The question of the Muslim Brotherhood’s for women in Egypt is seomthing that the Egyption-born feminist Mona Elthway, who in the past few months has become one of the most outspoken sources of information for the women’s perspective on the revolution, has battled with for years. Way back in 2005, when the Brotherhood actually ran a female candidate, Makarem el-Deiry, in Egypt, Elthway commented on why this woman was not going to be getting her support.

Makarem el-Deiry, a mother of seven, made it a point to stress that a woman’s place is in the home where their main role is to be a good mother who looks after their children. She is presumably working outside of the home – she lectures in Arabic literature at Al-Azhar University, from where she holds a Ph.D – because her husband, Ibrahim Sharaf, a Muslim Brotherhood leader, is dead and her children are grown.

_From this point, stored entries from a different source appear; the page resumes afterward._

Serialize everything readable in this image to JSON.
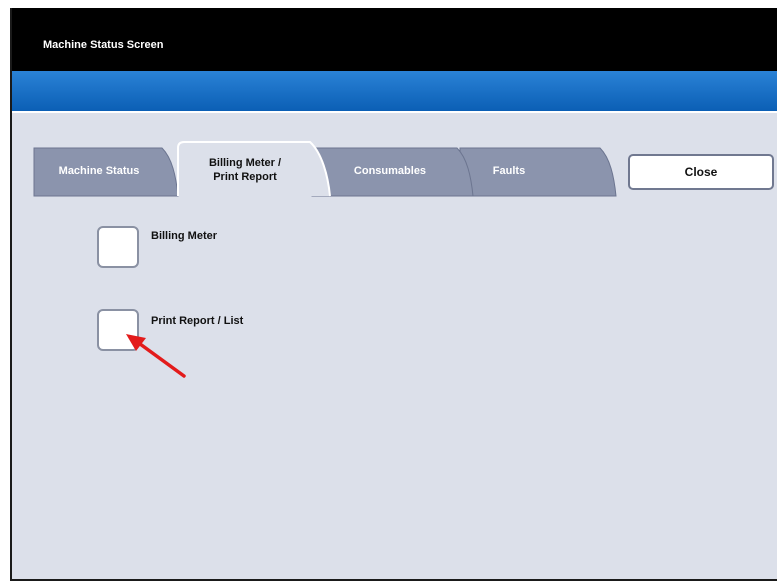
{
  "window": {
    "title": "Machine Status Screen"
  },
  "tabs": [
    {
      "label": "Machine Status",
      "active": false
    },
    {
      "label_line1": "Billing Meter /",
      "label_line2": "Print Report",
      "active": true
    },
    {
      "label": "Consumables",
      "active": false
    },
    {
      "label": "Faults",
      "active": false
    }
  ],
  "close_button": {
    "label": "Close"
  },
  "options": [
    {
      "label": "Billing Meter"
    },
    {
      "label": "Print Report / List"
    }
  ],
  "colors": {
    "title_bar": "#000000",
    "banner": "#1a73c8",
    "panel": "#dce0ea",
    "inactive_tab": "#8b94ad",
    "annotation_arrow": "#e31b1b"
  }
}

Not only were her campaign statements insulting to those of us who believe a woman’s role outside of the home is just as important as inside, but her words were also callously out of touch with the reality of the very people that the Muslim Brotherhood pride themselves on reaching out to: Egypt’s poor.

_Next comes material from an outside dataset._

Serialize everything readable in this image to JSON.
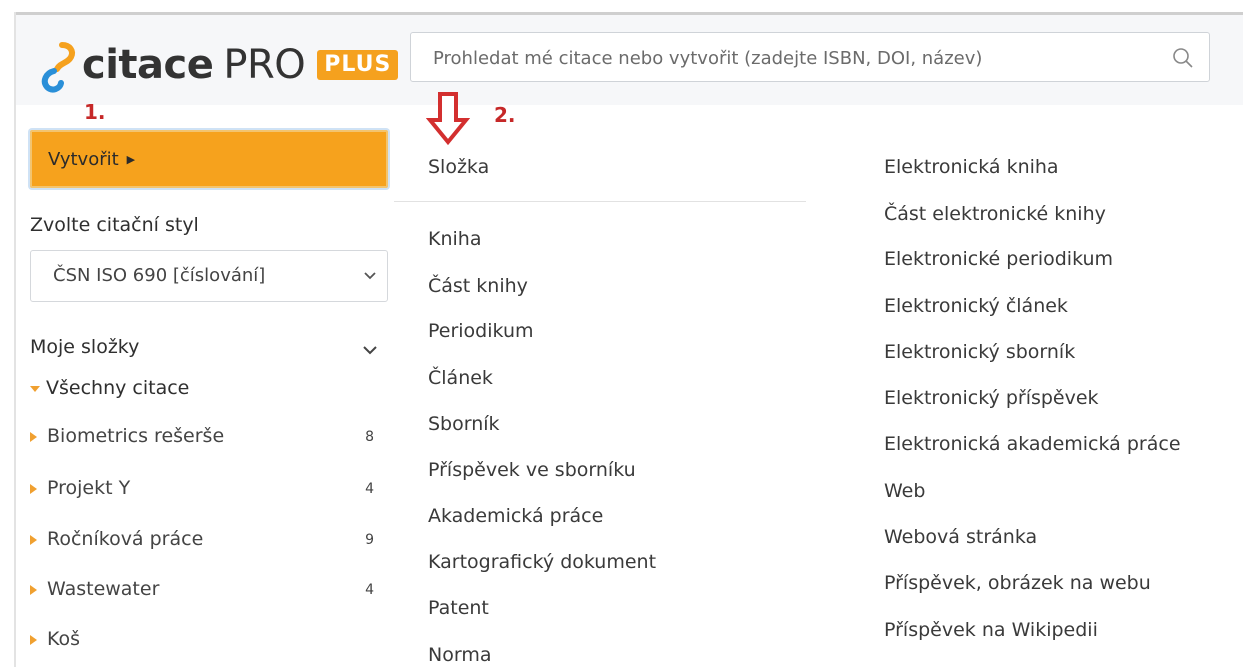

Maybe women in el-Deiry’s Nasr City constituency can afford to live on their husbands salaries alone, but many families in Egypt need two salaries to survive and more than a quarter of households in Egypt are supported by women alone. In such homes, the male breadwinner has either lost his job or he has abandoned his family altogether.

Dr. Makarem made the absurd assertion to Agence France Presse that women and children in the West are victims of violence because they have forgotten over there that men are superior to women. She did not explain why women and children face identical violence in Arab societies.

Explaining why she thought that God had granted Muslim men alone the right to initiate divorce, el-Deiry said “Women are impulsive, they ask for divorce and then they regret their decision.”

There is probably nothing worse than a woman who uses religion to undermine herself. While el-Deiry is fully entitled to hold herself in such low esteem, the Muslim Brotherhood must not be allowed to apply such lowly attitudes to the rest of us.”


Makarem el-Deiry in 2005

As it turns out, el-Deiry lost her bid to represent Nasr City.

Now, five years later, on Bill Maher’s HBO show last friday, Elthawy could barely contain her excitement about seeing the revolution actually happening, but even after being repeatedly asked by Maher about whether she feared the Muslim Brotherhood, she never seemed to directly address it. Is she letting her enthusiasm getting the best of her, or is there really nothing to worry about here?

[video:http://www.youtube.com/watch?v=mJYBryXeGek 425×344]

If we truly believe in Democracy, then of course the Muslim Brotherhood has as much right to run their man (or woman) as any other party. Then again, Egyptian women didn’t get the right to vote until 1956 , and it seems that this right could be just as easily taken away from them should the Brotherhood come to power.